In July 1861, the crew of the privateering vessel Jefferson Davis seized the schooner Enchantress and attempted to take it to Charleston, South Carolina. They were intercepted and captured by a U.S. Navy vessel and brought to Philadelphia for trial, where they were indicted under the 1820 act. The defendants claimed that because they had acted under the authority of the Confederate government they should be treated as enemies under the laws of war rather than as pirates. If deemed prisoners of war, they would not face execution.
In charging the jury, Justice Grier ruled this defense invalid. “[I]t does not follow,” he explained, “that every band of conspirators who may combine together for the purpose of rebellion or revolution or overturning the government of which they are citizens or subjects, become ipso facto a separate and independent member of the great family of sovereign states.” Grier pointed to the fact that a civil war was underway to suppress the rebellion as definitive proof that the United States did not recognize the Confederacy as a separate state. The judicial branch was obligated, in Grier’s view, to treat the Confederacy in a manner consistent with the views of the executive and legislative branches. The defendants were convicted of piracy and sentenced to death.
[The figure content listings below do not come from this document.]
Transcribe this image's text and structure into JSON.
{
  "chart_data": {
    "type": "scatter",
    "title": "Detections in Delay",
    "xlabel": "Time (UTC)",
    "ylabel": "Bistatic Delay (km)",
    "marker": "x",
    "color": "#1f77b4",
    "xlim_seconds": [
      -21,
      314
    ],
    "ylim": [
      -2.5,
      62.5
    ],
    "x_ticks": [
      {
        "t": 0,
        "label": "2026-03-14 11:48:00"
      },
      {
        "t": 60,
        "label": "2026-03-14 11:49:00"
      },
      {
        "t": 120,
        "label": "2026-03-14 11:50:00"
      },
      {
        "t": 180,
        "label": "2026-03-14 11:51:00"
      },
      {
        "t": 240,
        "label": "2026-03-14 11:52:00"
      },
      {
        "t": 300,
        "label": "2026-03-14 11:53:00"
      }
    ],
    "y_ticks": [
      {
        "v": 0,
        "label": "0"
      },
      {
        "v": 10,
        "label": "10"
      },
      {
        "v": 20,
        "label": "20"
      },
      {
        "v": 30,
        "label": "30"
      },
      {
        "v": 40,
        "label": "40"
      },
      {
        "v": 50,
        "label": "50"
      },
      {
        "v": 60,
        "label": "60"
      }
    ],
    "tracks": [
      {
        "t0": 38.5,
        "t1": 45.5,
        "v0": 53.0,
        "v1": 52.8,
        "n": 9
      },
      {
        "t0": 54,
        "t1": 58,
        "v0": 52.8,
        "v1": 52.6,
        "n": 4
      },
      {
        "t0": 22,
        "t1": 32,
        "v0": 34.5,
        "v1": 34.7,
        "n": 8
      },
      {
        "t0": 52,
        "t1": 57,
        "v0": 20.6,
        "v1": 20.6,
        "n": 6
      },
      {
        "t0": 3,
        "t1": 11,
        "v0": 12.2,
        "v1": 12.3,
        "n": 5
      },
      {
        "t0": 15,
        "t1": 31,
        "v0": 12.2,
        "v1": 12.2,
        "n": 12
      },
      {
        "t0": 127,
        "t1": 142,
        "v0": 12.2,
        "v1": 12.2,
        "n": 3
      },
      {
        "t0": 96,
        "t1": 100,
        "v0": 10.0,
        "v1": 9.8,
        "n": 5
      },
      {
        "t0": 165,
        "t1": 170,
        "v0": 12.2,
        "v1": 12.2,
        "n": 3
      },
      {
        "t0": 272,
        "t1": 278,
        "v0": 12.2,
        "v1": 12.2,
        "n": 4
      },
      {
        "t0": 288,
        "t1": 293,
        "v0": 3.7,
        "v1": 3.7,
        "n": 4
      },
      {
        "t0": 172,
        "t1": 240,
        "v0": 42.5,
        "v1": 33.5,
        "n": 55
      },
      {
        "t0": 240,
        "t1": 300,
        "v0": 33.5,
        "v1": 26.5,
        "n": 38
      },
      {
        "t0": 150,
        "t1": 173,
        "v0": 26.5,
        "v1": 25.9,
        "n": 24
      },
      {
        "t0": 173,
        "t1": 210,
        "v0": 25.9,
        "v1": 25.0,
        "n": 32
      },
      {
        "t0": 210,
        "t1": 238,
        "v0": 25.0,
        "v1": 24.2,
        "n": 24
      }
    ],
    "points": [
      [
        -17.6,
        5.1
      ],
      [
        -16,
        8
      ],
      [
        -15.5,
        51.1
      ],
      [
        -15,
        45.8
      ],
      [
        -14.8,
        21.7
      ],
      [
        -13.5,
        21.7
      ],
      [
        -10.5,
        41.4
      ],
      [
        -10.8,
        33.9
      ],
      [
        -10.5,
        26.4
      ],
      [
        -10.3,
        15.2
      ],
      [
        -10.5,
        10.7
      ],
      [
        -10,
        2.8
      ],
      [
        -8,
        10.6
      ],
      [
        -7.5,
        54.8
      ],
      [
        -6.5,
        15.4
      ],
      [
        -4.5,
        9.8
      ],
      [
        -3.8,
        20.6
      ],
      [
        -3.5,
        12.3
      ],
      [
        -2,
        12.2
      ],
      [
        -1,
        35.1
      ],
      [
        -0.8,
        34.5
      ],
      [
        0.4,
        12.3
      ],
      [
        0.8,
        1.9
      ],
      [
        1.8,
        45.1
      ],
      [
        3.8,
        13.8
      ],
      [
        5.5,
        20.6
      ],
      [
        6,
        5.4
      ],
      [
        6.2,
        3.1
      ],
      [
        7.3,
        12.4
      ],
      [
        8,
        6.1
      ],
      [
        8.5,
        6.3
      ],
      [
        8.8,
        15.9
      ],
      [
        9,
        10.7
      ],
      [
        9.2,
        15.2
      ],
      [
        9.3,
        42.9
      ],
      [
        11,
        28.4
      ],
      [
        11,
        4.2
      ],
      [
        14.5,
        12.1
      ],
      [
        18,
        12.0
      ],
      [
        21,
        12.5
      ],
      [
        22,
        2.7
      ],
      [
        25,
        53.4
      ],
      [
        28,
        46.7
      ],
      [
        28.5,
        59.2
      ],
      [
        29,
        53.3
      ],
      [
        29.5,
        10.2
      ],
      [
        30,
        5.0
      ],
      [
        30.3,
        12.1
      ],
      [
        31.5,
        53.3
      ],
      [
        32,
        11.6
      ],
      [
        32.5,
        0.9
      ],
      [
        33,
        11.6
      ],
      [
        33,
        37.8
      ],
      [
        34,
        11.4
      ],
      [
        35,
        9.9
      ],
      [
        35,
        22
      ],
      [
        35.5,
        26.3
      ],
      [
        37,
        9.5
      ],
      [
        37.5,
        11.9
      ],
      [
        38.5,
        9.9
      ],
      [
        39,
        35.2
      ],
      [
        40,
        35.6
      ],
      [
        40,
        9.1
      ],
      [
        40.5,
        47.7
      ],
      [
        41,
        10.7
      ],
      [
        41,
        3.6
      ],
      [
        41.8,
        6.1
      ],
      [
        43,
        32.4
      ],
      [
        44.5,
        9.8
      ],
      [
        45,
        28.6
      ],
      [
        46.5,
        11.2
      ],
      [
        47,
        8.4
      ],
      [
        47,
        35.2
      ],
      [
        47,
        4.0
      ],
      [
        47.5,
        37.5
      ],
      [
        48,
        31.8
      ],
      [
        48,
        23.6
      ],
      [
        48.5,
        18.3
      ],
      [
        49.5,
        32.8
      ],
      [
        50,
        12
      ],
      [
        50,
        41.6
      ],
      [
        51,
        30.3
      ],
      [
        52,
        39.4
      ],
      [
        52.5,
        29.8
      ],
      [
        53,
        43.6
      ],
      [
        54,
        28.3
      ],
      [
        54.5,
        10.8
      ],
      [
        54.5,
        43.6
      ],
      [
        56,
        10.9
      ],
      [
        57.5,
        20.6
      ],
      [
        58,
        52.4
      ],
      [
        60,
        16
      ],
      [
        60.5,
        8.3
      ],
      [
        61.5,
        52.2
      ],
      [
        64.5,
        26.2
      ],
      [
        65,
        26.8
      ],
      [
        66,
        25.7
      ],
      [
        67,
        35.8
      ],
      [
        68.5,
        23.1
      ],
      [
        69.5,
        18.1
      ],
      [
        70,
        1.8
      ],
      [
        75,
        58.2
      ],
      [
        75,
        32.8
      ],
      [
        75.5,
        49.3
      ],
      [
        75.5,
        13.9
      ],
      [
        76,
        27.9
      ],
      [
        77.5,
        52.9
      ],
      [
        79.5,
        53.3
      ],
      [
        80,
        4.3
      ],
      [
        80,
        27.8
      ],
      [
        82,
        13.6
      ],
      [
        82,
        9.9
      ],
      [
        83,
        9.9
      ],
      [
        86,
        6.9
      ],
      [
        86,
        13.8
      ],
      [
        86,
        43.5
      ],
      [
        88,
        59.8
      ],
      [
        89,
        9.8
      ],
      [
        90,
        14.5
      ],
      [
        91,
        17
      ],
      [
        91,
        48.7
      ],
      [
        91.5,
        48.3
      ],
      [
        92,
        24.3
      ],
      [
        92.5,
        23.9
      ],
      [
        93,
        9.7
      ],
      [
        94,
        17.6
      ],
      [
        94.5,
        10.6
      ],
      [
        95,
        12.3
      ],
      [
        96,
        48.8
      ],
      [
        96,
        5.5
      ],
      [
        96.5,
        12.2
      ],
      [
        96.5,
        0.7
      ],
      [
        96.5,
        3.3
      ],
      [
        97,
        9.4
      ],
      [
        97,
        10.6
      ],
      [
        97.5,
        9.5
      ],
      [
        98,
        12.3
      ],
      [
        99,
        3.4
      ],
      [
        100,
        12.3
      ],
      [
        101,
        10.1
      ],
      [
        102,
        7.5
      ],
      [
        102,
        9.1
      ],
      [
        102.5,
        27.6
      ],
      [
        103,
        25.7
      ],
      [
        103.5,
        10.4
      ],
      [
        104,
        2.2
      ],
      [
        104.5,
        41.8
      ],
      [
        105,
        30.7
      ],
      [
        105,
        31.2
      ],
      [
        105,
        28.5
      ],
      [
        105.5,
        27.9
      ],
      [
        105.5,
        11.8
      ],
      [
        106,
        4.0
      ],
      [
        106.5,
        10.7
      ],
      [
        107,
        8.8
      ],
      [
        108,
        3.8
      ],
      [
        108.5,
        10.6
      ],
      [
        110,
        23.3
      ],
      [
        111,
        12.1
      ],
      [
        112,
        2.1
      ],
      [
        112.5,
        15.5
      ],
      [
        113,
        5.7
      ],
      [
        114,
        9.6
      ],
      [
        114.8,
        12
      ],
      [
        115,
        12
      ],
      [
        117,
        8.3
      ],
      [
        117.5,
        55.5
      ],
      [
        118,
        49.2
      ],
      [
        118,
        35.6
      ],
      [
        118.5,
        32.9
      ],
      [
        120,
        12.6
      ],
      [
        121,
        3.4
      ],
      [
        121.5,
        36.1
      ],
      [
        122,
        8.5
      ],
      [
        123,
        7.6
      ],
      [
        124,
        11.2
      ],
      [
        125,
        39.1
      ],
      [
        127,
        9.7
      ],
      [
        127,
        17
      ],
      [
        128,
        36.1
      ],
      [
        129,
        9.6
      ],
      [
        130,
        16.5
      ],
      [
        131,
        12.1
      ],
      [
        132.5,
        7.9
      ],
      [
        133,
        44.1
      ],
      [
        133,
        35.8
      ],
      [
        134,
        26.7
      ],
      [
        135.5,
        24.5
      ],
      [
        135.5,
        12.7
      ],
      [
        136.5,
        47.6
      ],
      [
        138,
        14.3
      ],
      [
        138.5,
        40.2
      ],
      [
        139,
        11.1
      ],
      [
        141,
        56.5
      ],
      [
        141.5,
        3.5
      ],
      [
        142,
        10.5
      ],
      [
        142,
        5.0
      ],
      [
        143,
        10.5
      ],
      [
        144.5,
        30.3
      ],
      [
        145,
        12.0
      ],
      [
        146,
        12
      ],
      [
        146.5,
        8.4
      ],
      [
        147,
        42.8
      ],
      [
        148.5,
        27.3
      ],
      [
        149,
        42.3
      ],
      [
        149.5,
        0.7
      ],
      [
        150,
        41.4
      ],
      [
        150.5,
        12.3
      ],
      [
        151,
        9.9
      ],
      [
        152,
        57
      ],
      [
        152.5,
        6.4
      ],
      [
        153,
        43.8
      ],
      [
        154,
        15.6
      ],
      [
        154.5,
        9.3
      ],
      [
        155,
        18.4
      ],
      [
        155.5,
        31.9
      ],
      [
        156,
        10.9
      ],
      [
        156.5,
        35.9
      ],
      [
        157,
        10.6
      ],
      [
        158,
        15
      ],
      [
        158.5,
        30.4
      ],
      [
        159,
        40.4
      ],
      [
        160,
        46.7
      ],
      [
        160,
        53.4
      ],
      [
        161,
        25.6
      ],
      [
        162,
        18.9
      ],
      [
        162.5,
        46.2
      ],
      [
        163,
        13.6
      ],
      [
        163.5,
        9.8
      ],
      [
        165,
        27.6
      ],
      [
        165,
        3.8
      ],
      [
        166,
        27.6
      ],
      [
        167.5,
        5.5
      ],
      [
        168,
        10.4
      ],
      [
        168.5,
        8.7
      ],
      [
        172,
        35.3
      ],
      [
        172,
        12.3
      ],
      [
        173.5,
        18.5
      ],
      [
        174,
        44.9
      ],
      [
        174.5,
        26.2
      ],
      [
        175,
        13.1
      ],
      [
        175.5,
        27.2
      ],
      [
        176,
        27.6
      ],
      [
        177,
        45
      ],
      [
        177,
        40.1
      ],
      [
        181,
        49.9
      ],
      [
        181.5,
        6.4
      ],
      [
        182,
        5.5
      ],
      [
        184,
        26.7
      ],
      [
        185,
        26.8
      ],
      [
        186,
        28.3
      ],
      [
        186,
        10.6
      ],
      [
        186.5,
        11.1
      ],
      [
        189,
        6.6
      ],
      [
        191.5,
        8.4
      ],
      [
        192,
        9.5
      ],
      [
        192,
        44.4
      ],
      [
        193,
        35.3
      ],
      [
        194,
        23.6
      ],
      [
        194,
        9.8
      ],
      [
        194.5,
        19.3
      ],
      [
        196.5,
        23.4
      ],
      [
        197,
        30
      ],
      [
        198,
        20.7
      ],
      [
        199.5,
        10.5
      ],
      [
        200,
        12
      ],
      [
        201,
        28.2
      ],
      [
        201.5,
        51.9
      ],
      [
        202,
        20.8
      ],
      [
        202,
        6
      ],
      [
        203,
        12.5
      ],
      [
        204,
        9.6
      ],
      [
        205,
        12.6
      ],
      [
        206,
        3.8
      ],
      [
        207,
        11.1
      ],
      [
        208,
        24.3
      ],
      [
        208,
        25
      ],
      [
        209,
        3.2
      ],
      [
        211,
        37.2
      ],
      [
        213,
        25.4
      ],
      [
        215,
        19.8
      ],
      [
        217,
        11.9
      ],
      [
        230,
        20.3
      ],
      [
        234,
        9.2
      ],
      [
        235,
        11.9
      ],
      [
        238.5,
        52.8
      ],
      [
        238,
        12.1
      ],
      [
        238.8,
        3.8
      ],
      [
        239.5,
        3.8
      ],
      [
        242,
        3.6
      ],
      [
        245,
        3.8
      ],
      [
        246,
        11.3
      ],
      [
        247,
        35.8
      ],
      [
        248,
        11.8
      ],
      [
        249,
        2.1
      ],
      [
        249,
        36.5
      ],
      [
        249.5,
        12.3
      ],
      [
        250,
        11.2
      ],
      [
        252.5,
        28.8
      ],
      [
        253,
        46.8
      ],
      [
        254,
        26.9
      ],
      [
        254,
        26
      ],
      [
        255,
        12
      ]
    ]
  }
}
While Grier felt obligated to rule in the manner he did, he was unhappy with the result. When charging the jury in another piracy case soon after, he stated that he considered it foolish to treat enemy sailors differently from soldiers captured on land. Complaining that the large number of piracy cases was delaying other important federal court matters, Grier said that he would refuse to try any more of them. Soon after, Lincoln relented on his original proclamation, and Confederate blockade runners were reclassified as prisoners of war.
Despite their conviction and sentence, the crew of the Jefferson Davis were not executed. As a result of threats by Confederate President Jefferson Davis to execute Union prisoners in retaliation, the men were included in a prisoner exchange.